Kybele heykelciği, mermer, Roma Dönemi (MS 2.-3. yüzyıl), Patara. Fotoğraf: Füsun Kavrakoğlu, Likya Uygarlıkları Müzesi, Antalya, Eylül 2019.
Ksantos / Xanthos Vadisi’nin denize açılan ucunda yer alan Patara işlek bir liman kentiydi. Patara, tüm Likya’nın ana limanı olmuştur.
Tarih boyunca çok önemli bir deniz üssü olan Patara Limanı, hububat deposu (Granarium) ve sevki açısından önem taşımıştır. Antik Dönem’de Doğu Akdeniz’de bulunan üç hububat deposundan biri Patara’da idi. Ama zaman içinde Xantos, Eşen Çayı’nın getirdiği alüvyonlarla dolmuştur. 400 m genişliğinde ve 1600 m derinliğindeki Patara limanının kumla dolmaya başlaması ve teknelerin yanaşmakta güçlük çekmeleri, Patara’nın giderek önemini yitirmesine neden olmuştur. Rüzgarın savurduğu kumlar zamanla limanı doldurur ve kenti büyük ölçüde örter. Arkeolojik kazılarla kent, üzerini örten kumlardan kurtarılmaya çalışılmaktadır.
Kentin en muhteşem ve önemli kısmı, denize yakın olan yeridir. İyon düzenli mermer sütunların sıralandığı ana caddesi, Likya Birliği meclis binası, tiyatro, tiyatronun arkasında Athena Tapınağı, kare bir kaide üzerinde yuvarlak ve büyük bir deniz feneri, fenerin kaidesinin üzerinde Nero’ya hitaben yazılmış bir yazıt bulunmaktadır. Limanın batısında devasa bir ambar (granarium) ve yakınında kare biçimde, sade anıtsal bir mezar vardır.
Torso (Herakles – Lenbach), Mermer, Roma Dönemi’ne ait, MS 2.-3.yüzyıla tarihlenen heykel Patara’da bulunmuştur. Patara’da bir zamanlar, Likya kentlerinden ve Pamfilya’dan bağışlanmış heykellerin olduğu izlerden anlaşılmaktadır. Fotoğraf: Füsun Kavrakoğlu, Likya Uygarlıkları Müzesi, 2019.
Patara Plajı’nın en batı ucunu koruyan askeri üs Pydnai, kulelerden gözetlenerek korunuyordu. Kulelerin üzerinde yükseldiği antik duvar, çok köşeli (poligonal) taşlarla işlenmişti. Bu erken dönem işçiliği, her taşın dış yüzeyi düzleştirilerek pürüzsüz hale getirilmiş, yer yer askerlerin tırmanabilmesi için çıkıntılı basamaklar bırakılmıştı.

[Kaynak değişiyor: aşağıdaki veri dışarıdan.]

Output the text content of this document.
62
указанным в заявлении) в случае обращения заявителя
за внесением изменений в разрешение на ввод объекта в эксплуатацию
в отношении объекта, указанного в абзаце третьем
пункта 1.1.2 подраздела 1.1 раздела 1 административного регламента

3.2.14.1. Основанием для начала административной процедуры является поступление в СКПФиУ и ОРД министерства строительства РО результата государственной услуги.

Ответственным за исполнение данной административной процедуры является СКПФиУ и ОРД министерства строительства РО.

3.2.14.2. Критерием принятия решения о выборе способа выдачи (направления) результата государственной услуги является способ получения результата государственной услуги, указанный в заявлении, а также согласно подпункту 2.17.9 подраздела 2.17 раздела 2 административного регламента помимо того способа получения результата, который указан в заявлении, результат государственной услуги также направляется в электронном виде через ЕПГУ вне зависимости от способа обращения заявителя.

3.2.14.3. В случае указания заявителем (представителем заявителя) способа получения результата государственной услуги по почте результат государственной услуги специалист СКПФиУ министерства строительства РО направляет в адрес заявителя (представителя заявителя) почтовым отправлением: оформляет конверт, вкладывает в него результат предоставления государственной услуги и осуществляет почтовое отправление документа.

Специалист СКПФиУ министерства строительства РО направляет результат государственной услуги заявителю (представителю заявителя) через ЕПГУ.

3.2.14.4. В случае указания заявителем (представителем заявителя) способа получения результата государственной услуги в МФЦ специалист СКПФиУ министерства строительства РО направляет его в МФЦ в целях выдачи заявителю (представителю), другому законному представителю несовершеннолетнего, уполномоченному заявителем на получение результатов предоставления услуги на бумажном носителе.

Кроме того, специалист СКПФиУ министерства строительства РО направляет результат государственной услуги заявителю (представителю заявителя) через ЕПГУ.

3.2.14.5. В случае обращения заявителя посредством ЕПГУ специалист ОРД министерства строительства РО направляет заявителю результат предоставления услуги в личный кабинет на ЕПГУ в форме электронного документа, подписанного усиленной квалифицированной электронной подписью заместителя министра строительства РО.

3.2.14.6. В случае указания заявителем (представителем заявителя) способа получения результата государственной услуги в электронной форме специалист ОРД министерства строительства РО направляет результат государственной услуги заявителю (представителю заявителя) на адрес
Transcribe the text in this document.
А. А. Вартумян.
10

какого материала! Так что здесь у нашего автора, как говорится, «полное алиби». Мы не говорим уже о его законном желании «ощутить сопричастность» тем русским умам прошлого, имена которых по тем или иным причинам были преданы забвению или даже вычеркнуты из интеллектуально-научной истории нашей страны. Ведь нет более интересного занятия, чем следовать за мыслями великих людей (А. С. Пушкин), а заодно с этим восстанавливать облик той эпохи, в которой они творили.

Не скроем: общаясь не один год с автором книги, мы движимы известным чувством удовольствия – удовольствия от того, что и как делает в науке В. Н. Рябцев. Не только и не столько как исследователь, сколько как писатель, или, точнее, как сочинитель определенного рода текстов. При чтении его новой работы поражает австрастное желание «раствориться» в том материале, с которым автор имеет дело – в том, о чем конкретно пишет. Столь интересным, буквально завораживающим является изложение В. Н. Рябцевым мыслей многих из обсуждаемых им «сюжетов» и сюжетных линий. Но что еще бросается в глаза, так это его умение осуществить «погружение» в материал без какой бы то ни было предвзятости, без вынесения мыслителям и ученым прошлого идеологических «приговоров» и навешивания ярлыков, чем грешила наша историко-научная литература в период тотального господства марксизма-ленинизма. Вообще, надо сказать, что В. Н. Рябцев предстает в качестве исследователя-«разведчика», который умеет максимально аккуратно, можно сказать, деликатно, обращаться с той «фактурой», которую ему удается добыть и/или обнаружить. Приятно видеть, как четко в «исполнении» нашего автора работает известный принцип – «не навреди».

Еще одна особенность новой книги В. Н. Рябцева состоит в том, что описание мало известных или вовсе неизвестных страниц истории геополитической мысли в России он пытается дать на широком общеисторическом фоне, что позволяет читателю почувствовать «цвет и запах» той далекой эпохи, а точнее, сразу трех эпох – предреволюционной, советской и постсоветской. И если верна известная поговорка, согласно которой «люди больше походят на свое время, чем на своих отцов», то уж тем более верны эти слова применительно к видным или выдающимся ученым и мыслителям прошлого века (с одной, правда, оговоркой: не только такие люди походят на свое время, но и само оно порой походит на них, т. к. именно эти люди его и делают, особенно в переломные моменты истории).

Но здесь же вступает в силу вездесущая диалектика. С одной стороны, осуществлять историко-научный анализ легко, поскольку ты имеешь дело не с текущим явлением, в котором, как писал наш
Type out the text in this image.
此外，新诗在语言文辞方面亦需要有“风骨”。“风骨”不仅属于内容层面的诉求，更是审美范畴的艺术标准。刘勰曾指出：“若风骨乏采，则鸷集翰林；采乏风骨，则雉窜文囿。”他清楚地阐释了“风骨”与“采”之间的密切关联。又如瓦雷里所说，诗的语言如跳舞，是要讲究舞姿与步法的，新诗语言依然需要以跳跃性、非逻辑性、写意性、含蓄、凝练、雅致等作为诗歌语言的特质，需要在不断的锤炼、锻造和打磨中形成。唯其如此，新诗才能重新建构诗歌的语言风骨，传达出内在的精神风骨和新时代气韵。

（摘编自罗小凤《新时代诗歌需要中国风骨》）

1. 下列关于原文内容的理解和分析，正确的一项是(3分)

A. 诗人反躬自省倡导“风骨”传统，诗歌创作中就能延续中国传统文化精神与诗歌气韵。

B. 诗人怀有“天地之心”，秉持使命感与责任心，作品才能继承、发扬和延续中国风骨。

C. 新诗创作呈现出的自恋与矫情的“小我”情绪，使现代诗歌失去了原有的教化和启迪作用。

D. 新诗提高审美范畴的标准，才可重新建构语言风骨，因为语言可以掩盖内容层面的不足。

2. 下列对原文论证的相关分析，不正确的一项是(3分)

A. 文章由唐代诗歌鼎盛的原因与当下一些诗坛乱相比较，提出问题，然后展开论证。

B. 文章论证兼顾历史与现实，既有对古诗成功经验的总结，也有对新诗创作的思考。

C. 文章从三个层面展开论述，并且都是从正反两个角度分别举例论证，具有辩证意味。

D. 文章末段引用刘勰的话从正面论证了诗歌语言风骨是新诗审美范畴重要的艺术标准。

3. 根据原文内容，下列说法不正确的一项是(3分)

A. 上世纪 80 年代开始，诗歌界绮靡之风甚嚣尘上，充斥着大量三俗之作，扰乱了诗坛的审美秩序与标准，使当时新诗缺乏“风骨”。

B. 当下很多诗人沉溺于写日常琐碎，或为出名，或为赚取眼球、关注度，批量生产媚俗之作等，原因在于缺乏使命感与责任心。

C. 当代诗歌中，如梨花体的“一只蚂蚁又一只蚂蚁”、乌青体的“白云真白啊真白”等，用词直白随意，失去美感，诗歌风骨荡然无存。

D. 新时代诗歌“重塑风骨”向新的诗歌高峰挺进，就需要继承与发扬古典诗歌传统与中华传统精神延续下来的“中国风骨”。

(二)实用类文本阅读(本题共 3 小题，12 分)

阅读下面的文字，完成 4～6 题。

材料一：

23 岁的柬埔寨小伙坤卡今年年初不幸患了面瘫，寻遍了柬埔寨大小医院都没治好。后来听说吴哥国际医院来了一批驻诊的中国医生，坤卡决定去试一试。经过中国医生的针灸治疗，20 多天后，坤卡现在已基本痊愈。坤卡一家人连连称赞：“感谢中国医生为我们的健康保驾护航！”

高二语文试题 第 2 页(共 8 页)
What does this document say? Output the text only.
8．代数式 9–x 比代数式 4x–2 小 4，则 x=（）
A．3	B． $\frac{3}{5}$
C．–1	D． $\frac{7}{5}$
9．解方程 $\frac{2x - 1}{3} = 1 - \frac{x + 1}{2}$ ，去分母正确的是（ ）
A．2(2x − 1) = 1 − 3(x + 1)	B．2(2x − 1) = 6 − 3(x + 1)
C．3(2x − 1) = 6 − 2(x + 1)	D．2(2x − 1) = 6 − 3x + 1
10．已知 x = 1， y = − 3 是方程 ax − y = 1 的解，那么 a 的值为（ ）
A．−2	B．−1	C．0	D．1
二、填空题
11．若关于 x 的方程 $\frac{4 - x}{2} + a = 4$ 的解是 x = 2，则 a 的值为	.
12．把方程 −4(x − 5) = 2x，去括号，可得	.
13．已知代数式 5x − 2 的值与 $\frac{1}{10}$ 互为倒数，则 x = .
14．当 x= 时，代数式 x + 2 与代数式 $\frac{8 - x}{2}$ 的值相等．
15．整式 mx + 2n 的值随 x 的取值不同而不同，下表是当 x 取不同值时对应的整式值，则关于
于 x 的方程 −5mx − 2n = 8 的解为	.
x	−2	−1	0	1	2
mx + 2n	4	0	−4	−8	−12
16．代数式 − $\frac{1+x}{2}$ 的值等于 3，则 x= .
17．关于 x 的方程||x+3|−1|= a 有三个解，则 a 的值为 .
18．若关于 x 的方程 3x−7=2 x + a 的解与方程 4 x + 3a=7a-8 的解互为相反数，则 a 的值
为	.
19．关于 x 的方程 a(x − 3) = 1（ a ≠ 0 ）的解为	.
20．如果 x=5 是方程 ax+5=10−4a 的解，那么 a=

MÖ 2. yüzyıla tarihlenen tiyatrosu 10 bin kişiliktir.
Patara’ya özgü oygu gömütler bulunmuştur. Kentte kaya mezarı yapmaya uygun kayalık olmaması Pataralıları bu tür mezar yapımına yöneltmiştir. Anadolu’da MÖ 1.bin başlarından beri bilinen bu mezar türü, Likya’da ilk kez Patara’da ortaya çıkarılmıştır. Tek odadan oluşan gömütün gürüşü büyük bir blokla örtülüp üstü moloz taşlarla kapatılmıştır. 4-8 ceset konulan aile mezarlarının ölü armağanları da içerdiği görülmüştür. En ilginç buluntulardan biri, içinde siyah mürekkep bulunan bronz yazı hokkasıdır. Gömütler, Geç Helenistik – Erken Roma Dönemi’ne tarihlenir.